Jackson was confirmed 53 to 47 in a largely partisan vote in which three Republicans joined a unanimous group of Democrats and one Independent to approve her nomination. In an emotional moment, U.S. Sen. Cory Booker of New Jersey expressed great joy in her appointment.
“I’m not letting anybody in the Senate steal my joy,” he said. “You’re a person that is so much more than your race and gender. You’re a Christian, you’re a mom, you’re an intellect, you love books. But for me, I’m sorry, it’s hard for me not to look at you and not see my mom, not to see my cousins, one of them who had to come here and sit beside you… You have earned this spot. You are worthy. You are a great American” (Waldman 2023, 149).

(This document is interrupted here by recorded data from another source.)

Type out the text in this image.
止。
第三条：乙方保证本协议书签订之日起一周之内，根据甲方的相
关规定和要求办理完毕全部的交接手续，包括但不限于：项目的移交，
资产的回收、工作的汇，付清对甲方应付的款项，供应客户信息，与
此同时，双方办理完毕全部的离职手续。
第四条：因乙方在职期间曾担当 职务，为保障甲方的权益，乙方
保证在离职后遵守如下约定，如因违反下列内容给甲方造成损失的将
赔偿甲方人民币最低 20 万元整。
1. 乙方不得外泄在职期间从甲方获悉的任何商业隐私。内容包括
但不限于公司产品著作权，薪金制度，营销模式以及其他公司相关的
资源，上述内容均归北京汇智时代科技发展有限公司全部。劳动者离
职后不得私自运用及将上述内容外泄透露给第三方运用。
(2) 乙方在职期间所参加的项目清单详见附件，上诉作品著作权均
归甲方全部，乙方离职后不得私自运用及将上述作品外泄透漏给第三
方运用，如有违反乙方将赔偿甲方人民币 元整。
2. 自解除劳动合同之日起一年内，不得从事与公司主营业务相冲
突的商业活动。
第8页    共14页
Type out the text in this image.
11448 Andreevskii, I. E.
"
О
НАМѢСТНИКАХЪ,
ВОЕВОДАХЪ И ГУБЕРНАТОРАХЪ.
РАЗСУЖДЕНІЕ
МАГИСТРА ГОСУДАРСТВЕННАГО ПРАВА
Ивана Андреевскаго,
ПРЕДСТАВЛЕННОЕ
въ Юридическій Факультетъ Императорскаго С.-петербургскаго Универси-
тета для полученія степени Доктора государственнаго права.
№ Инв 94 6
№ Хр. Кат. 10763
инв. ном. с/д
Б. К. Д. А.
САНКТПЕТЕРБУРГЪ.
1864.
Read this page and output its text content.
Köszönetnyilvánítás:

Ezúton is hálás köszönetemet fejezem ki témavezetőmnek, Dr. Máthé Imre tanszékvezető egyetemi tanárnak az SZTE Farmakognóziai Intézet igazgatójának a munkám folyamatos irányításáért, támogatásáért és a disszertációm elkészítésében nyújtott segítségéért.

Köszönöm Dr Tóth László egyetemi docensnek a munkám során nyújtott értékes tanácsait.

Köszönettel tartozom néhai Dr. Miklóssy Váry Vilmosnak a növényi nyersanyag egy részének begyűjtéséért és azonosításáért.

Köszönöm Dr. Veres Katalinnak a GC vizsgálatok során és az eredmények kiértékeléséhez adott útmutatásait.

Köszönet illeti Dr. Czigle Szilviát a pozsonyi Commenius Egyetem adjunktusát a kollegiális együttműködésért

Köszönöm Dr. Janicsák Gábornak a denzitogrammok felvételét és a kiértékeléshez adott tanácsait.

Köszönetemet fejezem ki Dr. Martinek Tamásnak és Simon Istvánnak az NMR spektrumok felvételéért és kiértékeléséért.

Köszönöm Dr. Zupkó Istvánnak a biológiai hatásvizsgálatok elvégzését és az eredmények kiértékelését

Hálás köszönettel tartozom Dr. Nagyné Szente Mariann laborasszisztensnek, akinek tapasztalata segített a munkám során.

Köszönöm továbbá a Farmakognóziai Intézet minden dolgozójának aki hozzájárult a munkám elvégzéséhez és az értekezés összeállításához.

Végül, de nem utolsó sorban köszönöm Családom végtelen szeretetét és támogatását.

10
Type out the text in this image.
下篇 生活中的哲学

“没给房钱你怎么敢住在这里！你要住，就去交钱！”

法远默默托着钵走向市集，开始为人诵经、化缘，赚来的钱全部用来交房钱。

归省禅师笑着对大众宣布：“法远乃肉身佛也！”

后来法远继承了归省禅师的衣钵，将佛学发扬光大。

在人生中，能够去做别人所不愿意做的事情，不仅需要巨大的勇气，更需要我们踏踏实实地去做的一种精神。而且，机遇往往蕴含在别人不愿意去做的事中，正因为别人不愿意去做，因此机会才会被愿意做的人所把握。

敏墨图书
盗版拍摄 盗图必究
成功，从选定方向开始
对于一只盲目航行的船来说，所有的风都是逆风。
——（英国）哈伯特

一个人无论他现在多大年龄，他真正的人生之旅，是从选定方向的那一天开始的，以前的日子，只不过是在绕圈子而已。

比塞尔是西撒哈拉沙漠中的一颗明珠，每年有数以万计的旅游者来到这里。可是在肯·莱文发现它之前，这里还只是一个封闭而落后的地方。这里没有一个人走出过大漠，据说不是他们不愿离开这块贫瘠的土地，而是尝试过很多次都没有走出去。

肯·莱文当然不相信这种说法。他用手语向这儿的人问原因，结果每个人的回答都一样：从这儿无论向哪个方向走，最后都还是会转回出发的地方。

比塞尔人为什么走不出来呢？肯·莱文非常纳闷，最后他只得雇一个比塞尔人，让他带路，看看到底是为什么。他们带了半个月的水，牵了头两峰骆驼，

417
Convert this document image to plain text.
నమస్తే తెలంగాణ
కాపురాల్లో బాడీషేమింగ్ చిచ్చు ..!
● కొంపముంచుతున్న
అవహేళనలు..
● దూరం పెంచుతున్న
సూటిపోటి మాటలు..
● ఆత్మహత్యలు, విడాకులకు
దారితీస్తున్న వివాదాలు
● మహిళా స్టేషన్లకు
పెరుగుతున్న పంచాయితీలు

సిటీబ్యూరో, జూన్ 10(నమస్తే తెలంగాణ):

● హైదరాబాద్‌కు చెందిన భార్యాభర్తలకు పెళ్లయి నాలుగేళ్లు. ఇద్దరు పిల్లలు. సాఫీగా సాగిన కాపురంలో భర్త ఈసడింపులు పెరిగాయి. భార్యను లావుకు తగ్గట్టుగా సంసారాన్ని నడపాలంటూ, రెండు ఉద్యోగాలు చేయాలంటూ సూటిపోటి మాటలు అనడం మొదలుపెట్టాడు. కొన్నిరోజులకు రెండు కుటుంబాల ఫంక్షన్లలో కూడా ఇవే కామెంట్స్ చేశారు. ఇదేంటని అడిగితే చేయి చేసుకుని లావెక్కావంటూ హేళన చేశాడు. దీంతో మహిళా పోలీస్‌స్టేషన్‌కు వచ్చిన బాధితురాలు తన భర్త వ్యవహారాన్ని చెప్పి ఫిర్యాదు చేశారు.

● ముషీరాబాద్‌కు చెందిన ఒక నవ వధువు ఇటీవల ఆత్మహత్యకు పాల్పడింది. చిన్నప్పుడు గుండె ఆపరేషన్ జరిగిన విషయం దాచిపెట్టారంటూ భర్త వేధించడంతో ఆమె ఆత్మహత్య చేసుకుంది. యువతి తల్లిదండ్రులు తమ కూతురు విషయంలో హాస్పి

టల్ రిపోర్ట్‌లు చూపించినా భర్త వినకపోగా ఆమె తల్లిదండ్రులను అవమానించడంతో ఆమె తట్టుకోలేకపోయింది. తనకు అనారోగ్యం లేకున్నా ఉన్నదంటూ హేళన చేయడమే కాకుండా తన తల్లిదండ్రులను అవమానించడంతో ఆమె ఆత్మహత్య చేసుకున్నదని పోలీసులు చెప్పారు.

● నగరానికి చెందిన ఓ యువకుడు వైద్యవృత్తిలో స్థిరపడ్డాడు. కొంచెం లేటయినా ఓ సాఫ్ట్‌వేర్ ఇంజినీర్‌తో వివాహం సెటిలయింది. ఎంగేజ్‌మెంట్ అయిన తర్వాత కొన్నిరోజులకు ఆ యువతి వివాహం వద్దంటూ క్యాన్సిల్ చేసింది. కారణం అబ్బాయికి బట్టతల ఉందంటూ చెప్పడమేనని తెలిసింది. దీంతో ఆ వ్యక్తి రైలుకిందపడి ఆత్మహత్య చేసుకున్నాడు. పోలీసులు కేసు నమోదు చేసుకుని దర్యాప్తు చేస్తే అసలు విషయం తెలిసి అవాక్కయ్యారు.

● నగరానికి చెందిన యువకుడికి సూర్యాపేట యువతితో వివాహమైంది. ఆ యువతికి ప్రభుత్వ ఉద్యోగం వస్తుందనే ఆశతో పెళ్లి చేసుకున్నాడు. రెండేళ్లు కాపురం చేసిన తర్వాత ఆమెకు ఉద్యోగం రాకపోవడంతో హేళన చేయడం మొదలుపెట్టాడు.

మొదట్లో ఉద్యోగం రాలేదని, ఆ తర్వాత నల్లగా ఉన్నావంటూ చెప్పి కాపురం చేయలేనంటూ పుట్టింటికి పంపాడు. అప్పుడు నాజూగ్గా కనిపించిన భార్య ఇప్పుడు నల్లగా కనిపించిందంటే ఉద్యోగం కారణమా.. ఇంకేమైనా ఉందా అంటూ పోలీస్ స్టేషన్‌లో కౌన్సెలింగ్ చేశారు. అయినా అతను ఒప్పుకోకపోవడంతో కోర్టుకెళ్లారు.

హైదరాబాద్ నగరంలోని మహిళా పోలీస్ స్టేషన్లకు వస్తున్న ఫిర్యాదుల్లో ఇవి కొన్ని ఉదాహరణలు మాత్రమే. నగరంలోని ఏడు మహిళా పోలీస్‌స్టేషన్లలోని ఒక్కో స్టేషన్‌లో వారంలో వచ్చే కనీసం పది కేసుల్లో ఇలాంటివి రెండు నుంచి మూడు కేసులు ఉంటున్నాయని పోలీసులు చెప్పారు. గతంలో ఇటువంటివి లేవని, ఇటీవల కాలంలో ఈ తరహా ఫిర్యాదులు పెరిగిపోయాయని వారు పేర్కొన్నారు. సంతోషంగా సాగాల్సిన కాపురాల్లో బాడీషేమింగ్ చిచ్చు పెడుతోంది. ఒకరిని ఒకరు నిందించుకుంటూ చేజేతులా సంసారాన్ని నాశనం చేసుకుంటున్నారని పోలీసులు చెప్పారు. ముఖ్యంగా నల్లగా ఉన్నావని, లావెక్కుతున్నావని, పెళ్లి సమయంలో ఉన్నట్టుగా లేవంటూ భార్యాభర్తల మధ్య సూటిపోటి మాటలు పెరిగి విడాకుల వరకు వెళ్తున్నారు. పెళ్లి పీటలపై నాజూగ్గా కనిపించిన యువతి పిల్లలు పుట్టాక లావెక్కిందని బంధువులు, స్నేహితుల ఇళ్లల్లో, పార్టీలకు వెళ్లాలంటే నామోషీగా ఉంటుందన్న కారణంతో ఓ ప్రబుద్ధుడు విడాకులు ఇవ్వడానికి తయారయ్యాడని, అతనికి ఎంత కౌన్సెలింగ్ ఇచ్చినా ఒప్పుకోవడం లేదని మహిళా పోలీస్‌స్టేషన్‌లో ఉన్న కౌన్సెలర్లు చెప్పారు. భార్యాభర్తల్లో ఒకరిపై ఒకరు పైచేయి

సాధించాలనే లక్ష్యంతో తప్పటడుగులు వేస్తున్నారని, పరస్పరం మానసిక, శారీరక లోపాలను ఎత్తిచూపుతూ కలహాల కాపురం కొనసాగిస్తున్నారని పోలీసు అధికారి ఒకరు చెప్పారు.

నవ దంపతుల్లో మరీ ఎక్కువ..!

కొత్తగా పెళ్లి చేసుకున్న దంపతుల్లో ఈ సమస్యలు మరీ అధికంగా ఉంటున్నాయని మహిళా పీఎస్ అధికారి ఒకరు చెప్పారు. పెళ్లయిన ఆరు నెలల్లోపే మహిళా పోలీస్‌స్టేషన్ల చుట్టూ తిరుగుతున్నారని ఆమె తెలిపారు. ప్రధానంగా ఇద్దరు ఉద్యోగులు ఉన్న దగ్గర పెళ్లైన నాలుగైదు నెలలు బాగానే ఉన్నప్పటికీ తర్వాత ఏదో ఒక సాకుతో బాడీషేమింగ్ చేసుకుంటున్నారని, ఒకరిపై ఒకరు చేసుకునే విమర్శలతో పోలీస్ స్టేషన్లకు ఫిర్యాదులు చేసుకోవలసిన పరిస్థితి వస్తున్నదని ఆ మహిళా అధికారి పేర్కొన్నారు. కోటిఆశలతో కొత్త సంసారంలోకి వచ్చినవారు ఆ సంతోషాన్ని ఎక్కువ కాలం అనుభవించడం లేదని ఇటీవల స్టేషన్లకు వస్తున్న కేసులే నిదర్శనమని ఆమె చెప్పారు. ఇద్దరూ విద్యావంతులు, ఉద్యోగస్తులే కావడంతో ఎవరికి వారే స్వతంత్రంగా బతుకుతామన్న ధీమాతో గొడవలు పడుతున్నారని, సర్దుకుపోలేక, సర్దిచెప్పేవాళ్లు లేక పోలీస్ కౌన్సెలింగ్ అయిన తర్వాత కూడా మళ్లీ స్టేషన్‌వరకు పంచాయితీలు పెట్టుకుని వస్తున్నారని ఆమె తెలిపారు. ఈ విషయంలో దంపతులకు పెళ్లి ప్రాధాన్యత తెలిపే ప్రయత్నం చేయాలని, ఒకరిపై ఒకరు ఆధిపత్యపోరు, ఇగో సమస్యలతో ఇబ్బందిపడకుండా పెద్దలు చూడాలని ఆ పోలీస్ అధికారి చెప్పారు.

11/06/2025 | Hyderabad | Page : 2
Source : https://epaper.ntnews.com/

Jackson’s early voting record shows most alignment with Sotomayor
In United States v. Hansen (2023), Justice Jackson authored a dissent after the majority upheld a law that applied to an individual who had defrauded individuals seeking citizenship through a phony adoption scheme. The law had been challenged as being overly broad and interfering with legitimate speech. Jackson thought that it was Congress’ responsibility to express its sentiments more clearly and said the ruling might discourage that body from giving due attention to the language it employed if the court corrected its errors.
Her initial voting record on the U.S. Supreme Court showed that she most closely aligned with Justice Sonia Sotomayor (Dunn 2023). Because Jackson replaced a moderately liberal justice, it seems unlikely that her appointment will have the same impact on the ideological divisions on the court as the appointment of Barrett, who is perceived to be a conservative and replaced Ruth Bader Ginsburg, who was a liberal.
Although Jackson, who had served on the Harvard Board, recused herself from the Harvard Admissions case — Students for Fair Admissions, Inc. v. President and Fellows of Harvard College, 600 U.S. ____ (2023) — in which the Supreme Court struck down considerations of race in college admissions, she authored a sharp dissent in the corresponding North Carolina case in which she argued for the continuing efficacy of such considerations.
That same day, she joined Justice Sotomayor’s concurrence in Groff v. Dejoy, agreeing that an employer had to exert more than a de minimis effort to accommodate the religious practices of employees covered by Title VII of the Civil Rights Act of 1964. The next day, she also joined Sotomayor’s dissent in 303 Creative LLC v. Elenis, 600 U.S ____ (2023) objecting to the majority’s decision that the owner of a graphic design business that built wedding websites did not have to create websites celebrating gay marriages, which the owner opposed on religious grounds.